Install musl for Linux; include support for hardware-float ARM (Raspberry Pi) and 64-bit ARM (why not):

$ brew install FiloSottile/musl-cross/musl-cross --with-arm-hf --with-aarch64

(Wait about 85 minutes!! Better be plugged in!)

  • For Windows support, consider brew install mingw-w64. "The resulting GCC toolchain has prefixes x86_64-w64-mingw32- and i686-w64-mingw32-."

That step is only required once.

To cross-compile, open new Terminal session, or specify full path to the Cross-Compiler/CC variable value, which should be in /usr/local/Cellar/musl-cross/0.9.7_1/bin - or with whatever the version is.
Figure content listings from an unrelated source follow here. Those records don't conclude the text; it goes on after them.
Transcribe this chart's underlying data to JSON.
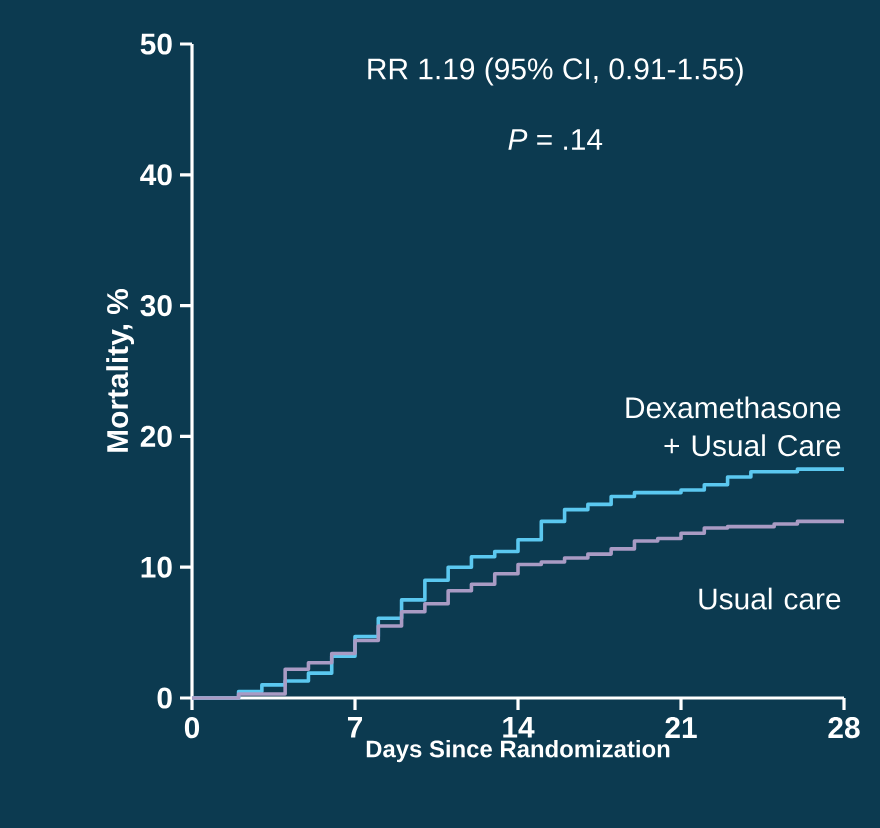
{
  "chart_data": {
    "type": "step",
    "xlabel": "Days Since Randomization",
    "ylabel": "Mortality, %",
    "annotations": [
      "RR 1.19 (95% CI, 0.91-1.55)",
      "*P* = .14"
    ],
    "xlim": [
      0,
      28
    ],
    "xticks": [
      0,
      7,
      14,
      21,
      28
    ],
    "ylim": [
      0,
      50
    ],
    "yticks": [
      0,
      10,
      20,
      30,
      40,
      50
    ],
    "grid": false,
    "legend": false,
    "marker": "none",
    "line_style": "solid",
    "series": [
      {
        "name": "Dexamethasone + Usual Care",
        "color": "#5bc8f0",
        "x": [
          0,
          2,
          3,
          4,
          5,
          6,
          7,
          8,
          9,
          10,
          11,
          12,
          13,
          14,
          15,
          16,
          17,
          18,
          19,
          21,
          22,
          23,
          24,
          26,
          28
        ],
        "values": [
          0,
          0.5,
          1.0,
          1.3,
          1.9,
          3.2,
          4.7,
          6.1,
          7.5,
          9.0,
          10.0,
          10.8,
          11.2,
          12.1,
          13.5,
          14.4,
          14.8,
          15.4,
          15.7,
          15.9,
          16.3,
          16.9,
          17.3,
          17.5,
          17.5
        ]
      },
      {
        "name": "Usual care",
        "color": "#a99bc4",
        "x": [
          0,
          2,
          4,
          5,
          6,
          7,
          8,
          9,
          10,
          11,
          12,
          13,
          14,
          15,
          16,
          17,
          18,
          19,
          20,
          21,
          22,
          23,
          25,
          26,
          28
        ],
        "values": [
          0,
          0.3,
          2.2,
          2.7,
          3.4,
          4.4,
          5.5,
          6.6,
          7.2,
          8.2,
          8.7,
          9.5,
          10.2,
          10.4,
          10.7,
          11.0,
          11.4,
          12.0,
          12.2,
          12.6,
          13.0,
          13.1,
          13.3,
          13.5,
          13.5
        ]
      }
    ]
  }
}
For ARM Linux (Raspberry Pi):

$ CGO_ENABLED=1 CC=arm-linux-musleabihf-gcc GOOS=linux GOARCH=arm go build

For 64-bit Linux:

$ CGO_ENABLED=1 CC=x86_64-linux-musl-gcc GOOS=linux go build

For 64-bit Windows:

$ GOOS=windows CC=x86_64-w64-mingw32-gcc go build

Then, on Raspberry Pi:

I wasn't able to immediately run timeliner because my Pi was missing the musl libraries, I think.

Not sure if necessary, but did fix ldd timeliner:

$ cd /lib/arm-linux-gnueabihf/
$ sudo ln -s libc.so.6 libc.so

This definitely helped:

$ sudo apt-get install musl-dev

(Note that, before this command, /lib/ld-musl* doesn't exist, but /lib/ld-linux* does, so we had to install musl library.)